Global demand for the products in question was 6.4 million tons in 2019, accounting for about 19 percent of overall global lubricant demand not including process oils, Kline estimated. Asia-Pacific led with more than 40 percent of the general industrial oils and grease demand, followed by Europe and North America with over 20 percent each.

Tsui noted that general industrial oils and grease demand had grown at a steady, modest 0.2 percent compound annual rate over the past five years through last year. “It was growing more in certain regions and slightly declining in others,” he said. “It was originally forecast to grow a little bit more as economies picked up. However, COVID-19 really threw a monkey wrench into things.”

Asia-Pacific, Europe and North America will likely experience a bit of decline in their volume demand for general industrial oils and grease for this year, he said. “Whereas in South America and Middle East – where they were growing [in demand] or projected to start growing originally – they’re not going to grow as quickly as originally projected, but they will continue growth,” Tsui added.

Although Asia-Pacific is expected to remain the leading region for consumption of these products, demand will grow fastest in South America, Africa and the Middle East in the coming years, he said.

Tsui noted the global recession induced by COVID-19 remains the largest challenge to the industrial segment. The immediate impact was the shutdown of non-essential businesses and people sheltering at home.
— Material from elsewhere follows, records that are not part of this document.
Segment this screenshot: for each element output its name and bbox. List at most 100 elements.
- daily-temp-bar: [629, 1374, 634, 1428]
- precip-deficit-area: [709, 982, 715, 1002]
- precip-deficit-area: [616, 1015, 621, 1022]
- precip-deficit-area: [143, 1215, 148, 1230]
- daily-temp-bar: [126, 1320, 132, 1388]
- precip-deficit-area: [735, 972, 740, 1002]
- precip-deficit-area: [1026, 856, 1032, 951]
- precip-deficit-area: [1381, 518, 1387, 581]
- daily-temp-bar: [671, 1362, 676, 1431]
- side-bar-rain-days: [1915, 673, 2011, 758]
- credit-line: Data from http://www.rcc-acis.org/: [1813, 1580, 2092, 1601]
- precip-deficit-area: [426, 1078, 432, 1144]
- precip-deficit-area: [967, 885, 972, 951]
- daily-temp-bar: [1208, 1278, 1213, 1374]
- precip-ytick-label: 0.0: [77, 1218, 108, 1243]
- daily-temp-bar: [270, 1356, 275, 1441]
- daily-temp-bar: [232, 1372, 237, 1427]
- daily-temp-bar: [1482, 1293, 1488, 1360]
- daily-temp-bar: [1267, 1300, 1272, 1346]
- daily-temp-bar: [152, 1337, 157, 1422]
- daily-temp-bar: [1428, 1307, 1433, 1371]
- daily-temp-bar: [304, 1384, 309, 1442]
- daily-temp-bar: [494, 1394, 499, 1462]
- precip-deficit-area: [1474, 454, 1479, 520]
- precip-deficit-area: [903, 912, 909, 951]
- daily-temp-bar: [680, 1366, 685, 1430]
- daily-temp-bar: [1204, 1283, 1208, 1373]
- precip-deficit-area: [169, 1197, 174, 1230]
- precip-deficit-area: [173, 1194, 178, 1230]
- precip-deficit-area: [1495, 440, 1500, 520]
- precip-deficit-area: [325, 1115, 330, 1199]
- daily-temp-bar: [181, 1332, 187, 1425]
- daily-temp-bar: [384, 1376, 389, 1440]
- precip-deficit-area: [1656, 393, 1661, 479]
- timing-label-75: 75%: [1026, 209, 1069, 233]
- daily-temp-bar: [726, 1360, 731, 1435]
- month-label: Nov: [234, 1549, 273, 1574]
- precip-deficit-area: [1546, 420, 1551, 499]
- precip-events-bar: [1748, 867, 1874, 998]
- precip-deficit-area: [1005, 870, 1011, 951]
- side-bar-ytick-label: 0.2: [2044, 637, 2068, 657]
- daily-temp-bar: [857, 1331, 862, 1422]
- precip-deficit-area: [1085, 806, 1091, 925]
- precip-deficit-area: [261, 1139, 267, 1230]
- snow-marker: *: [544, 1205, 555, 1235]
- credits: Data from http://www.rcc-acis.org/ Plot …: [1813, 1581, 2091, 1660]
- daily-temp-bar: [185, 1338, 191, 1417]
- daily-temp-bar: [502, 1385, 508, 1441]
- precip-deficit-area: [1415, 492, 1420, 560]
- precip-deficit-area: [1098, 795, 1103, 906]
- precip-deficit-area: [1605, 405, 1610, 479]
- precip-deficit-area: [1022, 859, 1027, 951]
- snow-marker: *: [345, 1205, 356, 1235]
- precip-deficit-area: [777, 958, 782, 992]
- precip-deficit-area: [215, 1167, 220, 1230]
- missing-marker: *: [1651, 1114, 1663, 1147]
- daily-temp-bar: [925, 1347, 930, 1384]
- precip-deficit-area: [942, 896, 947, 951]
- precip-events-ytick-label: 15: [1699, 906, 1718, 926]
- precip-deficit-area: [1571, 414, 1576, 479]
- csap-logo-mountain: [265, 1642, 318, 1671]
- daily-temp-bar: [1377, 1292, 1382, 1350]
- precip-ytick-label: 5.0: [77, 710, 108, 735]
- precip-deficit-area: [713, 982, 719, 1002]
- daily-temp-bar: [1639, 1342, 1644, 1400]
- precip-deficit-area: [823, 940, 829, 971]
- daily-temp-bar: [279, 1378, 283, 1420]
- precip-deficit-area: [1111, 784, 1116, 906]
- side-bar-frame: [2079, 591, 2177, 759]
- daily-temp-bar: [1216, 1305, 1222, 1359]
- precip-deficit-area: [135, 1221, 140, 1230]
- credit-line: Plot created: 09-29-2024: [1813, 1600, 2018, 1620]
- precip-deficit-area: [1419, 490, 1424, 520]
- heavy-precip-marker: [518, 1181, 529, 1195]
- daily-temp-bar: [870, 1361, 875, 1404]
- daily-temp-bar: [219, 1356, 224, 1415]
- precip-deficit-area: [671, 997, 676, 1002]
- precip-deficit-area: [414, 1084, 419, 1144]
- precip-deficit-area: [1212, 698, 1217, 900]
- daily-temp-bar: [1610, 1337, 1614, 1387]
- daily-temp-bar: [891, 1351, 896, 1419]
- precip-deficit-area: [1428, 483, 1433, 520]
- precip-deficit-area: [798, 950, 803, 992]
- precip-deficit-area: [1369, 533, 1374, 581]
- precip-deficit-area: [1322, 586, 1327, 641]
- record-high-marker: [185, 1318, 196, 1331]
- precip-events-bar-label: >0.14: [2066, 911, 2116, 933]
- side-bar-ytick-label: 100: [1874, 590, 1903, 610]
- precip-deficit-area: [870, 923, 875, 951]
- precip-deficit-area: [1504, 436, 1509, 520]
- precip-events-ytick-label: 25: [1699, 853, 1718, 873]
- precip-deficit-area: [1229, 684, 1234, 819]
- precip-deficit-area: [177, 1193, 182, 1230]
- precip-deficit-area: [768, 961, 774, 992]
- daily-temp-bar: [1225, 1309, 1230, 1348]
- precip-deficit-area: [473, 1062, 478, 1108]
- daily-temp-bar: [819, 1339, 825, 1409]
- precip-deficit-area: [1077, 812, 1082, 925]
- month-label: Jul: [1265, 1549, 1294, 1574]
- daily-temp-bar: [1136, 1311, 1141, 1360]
“The fact the infection spread, and took time to go from region to region, has really hurt the industry,” he explained. “In the sense that Chinese parts manufacturers shut down because of [the pandemic], so their parts obviously stopped being made.” As a result, in North America an auto manufacturer may have shut down during the pandemic because it didn’t have the air bags it needed or a critical automotive part due to a common reliance on sole sourcing items out of the Asia-Pacific region.

Plants in China began resuming production first earlier this year as one of the first countries to come back online from the pandemic. However, he noted that with manufacturing in the United States and Europe down for a time, the China plants had no customers to make parts for. “It’s a multi-phased impact that’s really wreaked havoc with the industry,” he added. “It caught a lot of businesses off guard. We’re seeing it a lot with small businesses, but we’re also going to see it a lot more with small industries and industries that don’t have a lot of cash reserves or liquidity where they might not survive this pandemic.” This means more consolidation and bankruptcies are likely to occur, he noted, adding that strong players that have liquidity and are better prepared to handle the pandemic situation are more likely to come out stronger and bigger later on.

Some supply change shifts and trade route changes are likely to affect Asia-Pacific, especially China in particular, he said. One way is that manufacturers have begun looking to diversity their manufacturing plants.

Tsui explained that in the past, a manufacturer would plan for a major plant in China to serve not only demand there, but also outside regions and supply elsewhere. Now, it would look at right-sizing a plant only to supply China itself, and then look to source parts and supplies in other countries and regions, he said. A manufacturer might consider moving to Indonesia, Vietnam or further away to locations such as the Middle East, which he noted is trying to attract more manufacturing to its markets. “They’re looking to diversify from having purely China as a sole source for parts and any types of things,” he said.